Investigation of Waitsburg Road Shooting Concludes, No Charges Filed

Emily Lin-Jones

An investigation into last week’s shooting incident on Lower Waitsburg Road has turned up evidence that the shots fired were not intended to hit or warn the students who heard them while running.

“We found no legal violations from these guys that were out there [shooting],” said Barry Blackman, chief operations deputy of the Walla Walla County Sheriff’s Department. “We’ve determined that there was shooting going on, but it was in a direction away from the students.”

Sophomores Joe Heegaard and Ryan Jacobsen were running near the intersection of Lower Waitsburg Road and Robison Ranch Road on Saturday, Feb. 3, when they heard what sounded like rifle shots landing on the road nearby. The students reported the incident to Dean of Students Chuck Cleveland the following day and filed a report with the Walla Walla sheriff’s office.

Investigators from the sheriff’s department, including a firearms expert, traced the origin of the shots to a shooting range on nearby property and concluded that the shooters were not firing in the direction of the students. The investigators speculated that the day’s foggy conditions might have confused the witnesses about the direction and location of the gunfire.

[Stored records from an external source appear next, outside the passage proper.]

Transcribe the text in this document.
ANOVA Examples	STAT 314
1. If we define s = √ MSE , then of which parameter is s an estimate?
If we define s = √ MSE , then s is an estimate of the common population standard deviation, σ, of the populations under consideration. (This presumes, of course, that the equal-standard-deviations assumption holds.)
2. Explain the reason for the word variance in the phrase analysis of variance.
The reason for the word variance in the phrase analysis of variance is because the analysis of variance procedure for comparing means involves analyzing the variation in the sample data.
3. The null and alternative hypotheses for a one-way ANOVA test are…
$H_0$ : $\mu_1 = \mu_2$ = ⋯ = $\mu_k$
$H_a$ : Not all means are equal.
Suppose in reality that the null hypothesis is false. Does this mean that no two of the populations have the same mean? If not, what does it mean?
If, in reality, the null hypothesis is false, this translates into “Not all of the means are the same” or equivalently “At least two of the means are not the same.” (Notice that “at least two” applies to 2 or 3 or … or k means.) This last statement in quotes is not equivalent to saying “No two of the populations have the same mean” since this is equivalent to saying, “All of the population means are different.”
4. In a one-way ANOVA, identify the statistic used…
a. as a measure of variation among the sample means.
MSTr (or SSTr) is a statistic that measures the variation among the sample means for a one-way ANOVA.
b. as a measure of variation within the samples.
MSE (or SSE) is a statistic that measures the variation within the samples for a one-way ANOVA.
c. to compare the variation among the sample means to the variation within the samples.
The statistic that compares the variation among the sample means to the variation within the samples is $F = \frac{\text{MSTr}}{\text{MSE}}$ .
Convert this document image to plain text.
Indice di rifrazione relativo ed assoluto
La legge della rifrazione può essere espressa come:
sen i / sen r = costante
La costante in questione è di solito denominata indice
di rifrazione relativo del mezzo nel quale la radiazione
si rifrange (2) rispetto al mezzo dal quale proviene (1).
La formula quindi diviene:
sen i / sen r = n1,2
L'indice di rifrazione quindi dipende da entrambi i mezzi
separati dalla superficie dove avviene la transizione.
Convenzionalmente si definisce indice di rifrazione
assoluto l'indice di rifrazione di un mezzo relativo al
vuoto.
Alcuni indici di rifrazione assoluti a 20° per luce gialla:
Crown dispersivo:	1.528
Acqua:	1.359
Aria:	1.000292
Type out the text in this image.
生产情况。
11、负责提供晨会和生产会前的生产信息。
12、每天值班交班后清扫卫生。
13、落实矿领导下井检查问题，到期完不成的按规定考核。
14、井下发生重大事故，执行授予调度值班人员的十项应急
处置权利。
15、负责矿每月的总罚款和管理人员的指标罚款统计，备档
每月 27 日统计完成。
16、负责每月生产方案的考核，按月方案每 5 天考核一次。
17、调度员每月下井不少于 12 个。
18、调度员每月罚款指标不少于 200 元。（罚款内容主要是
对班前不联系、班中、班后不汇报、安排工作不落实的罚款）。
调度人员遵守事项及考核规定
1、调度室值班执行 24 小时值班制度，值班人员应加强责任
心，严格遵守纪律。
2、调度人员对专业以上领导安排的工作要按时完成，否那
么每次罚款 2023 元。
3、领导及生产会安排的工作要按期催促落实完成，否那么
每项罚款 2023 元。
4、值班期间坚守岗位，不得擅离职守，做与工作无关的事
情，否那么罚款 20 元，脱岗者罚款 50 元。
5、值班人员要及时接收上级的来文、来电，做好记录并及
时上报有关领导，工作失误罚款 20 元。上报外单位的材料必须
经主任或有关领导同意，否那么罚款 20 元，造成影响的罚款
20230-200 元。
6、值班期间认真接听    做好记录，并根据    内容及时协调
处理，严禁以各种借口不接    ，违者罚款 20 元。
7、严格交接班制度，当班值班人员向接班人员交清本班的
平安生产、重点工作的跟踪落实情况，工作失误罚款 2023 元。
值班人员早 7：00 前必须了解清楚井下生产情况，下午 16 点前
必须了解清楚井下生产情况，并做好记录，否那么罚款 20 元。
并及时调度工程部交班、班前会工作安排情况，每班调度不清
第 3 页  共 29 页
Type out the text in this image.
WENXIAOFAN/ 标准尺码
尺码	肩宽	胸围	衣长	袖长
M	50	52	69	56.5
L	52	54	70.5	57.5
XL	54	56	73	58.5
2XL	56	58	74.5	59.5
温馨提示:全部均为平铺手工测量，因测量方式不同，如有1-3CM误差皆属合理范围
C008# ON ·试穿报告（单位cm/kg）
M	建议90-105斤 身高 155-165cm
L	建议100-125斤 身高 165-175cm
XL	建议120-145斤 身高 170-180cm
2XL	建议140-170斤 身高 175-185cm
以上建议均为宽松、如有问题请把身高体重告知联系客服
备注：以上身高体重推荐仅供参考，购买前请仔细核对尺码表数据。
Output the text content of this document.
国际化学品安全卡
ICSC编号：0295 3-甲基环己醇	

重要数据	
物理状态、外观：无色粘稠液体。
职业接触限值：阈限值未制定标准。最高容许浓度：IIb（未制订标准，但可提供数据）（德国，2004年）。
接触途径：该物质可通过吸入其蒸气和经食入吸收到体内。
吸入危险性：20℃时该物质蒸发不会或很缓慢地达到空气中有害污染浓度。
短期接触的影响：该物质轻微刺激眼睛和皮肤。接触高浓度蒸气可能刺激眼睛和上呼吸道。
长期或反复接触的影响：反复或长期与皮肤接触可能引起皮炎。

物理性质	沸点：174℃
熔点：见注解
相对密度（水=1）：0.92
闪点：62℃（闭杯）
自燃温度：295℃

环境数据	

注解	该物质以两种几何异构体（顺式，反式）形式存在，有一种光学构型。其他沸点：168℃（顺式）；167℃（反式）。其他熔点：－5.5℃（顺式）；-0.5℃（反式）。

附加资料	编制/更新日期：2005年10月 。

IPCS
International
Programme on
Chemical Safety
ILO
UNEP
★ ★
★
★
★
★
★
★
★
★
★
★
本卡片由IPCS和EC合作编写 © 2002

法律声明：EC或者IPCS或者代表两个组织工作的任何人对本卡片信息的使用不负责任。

Heegaard said that he’s satisfied with the final results of the investigation. Neither he nor Jacobsen intend to press charges.

“Ryan and I are totally fine with that conclusion. We’re just kind of hoping the whole thing can be put behind us,” he said.

Cleveland, who sent out an email to student and faculty mailing lists last week advising against running or biking in the area where the shots were heard, retracted that warning in light of the new information.

“The sheriff’s department did a thorough investigation,” he said. “I think it’s safe; the sheriff’s department thinks it’s safe.”

Despite the results of this particular investigation, representative of the sheriff’s department emphasized that all reports filed are taken seriously.

“We want the Whitman campus to know that public safety is our utmost concern,” he said. “We would rather look into something and find out it’s okay than let something unsafe go unreported.”